I find an issue may help to solve the problem https://github.com/NVIDIA/nccl/issues/928 , So I add -x NCCL_NET_GDR_LEVEL=0 to the command,

mpirun --host g0010:8,g0016:8 \
-x LD_LIBRARY_PATH=${NVHPC_ROOT}/comm_libs/nccl/lib:${NVHPC_ROOT}/cuda/lib64 \
-x PATH=${NVHPC_ROOT}/comm_libs/mpi/bin:${NVHPC_ROOT}/compilers/bin:$PATH \
-x NCCL_SOCKET_IFNAME=ib0 \
-x NCCL_DEBUG=INFO \
-x NCCL_DEBUG_SUBSYS=INIT,NET,GRAPH \
-x NCCL_PXN_DISABLE=0 \
-x NCCL_IB_QPS_PER_CONNECTION=4 \
-x NCCL_ALGO=Ring \
-x NCCL_IB_DISABLE=0 \
-x NCCL_IB_HCA=mlx5_0,mlx5_1,mlx5_2,mlx5_3,mlx5_6,mlx5_7,mlx5_8,mlx5_9 \
-x NCCL_NET_GDR_LEVEL=0 \
/home/clouduser/nccl-tests/build/all_reduce_perf -b 128M -e 2G -f 2 -g 1

And I get a new error:

g0016:3715926:3716128 [3] transport/net_ib.cc:1297 NCCL WARN NET/IB : Got completion from peer 10.26.10.16<54520> with error 12, opcode 0, len 5350, vendor err 129 (Recv)
g0016:3715926:3716128 [3] NCCL INFO transport/net.cc:1134 -> 6
g0016:3715926:3716128 [3] NCCL INFO proxy.cc:679 -> 6
g0016:3715926:3716128 [3] NCCL INFO proxy.cc:858 -> 6 [Proxy Thread]

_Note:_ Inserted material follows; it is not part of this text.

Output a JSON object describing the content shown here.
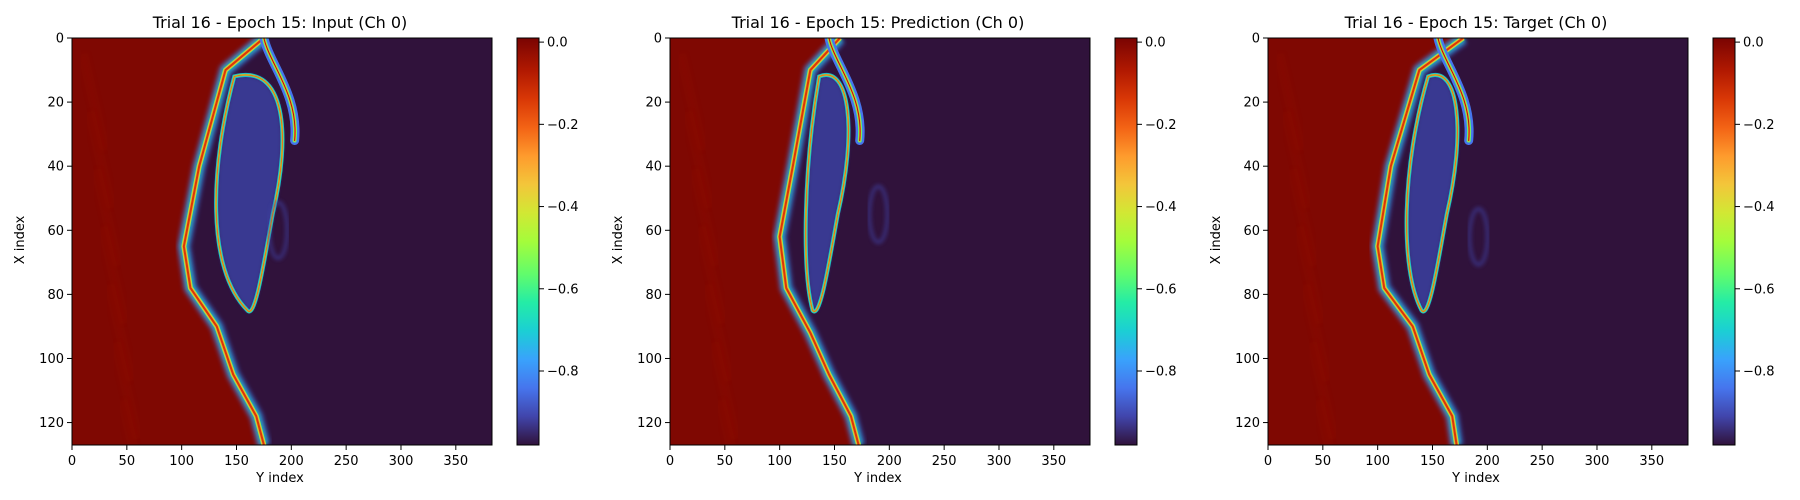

g0010:958137:958336 [3] transport/net_ib.cc:1297 NCCL WARN NET/IB : Got completion from peer 10.26.10.10<51872> with error 12, opcode 0, len 5413, vendor err 129 (Recv)
g0010:958137:958336 [3] NCCL INFO transport/net.cc:1134 -> 6
g0010:958137:958336 [3] NCCL INFO proxy.cc:679 -> 6
g0010:958137:958336 [3] NCCL INFO proxy.cc:858 -> 6 [Proxy Thread]

And I also try to add -x NCCL_IB_GID_INDEX=3, but still get the error 12.

AddyLaddy commented 4 days ago

Yeah, the first NET/IB error looks like the typical one when ACS is not disabled and GDRDMA is used. The second one looks like a typical connection timeout issue when the nodes cannot communicate via the NET/IB device(s).

I'd suggest resolving the ACS issue and also using the perftests suite to check that each node can communicate successfully over the NET/IB devices using something like ib_write_bw or similar.

Also be careful with NCCL_IB_HCA=mlx5_1 as that will select all NICs with that prefix, so mlx5_10, mlx5_11 etc. If those exist on this platform it may have not been your intention for NCCL to select them. You can instead use NCCL_IB_HCA==mlx5_1 etc.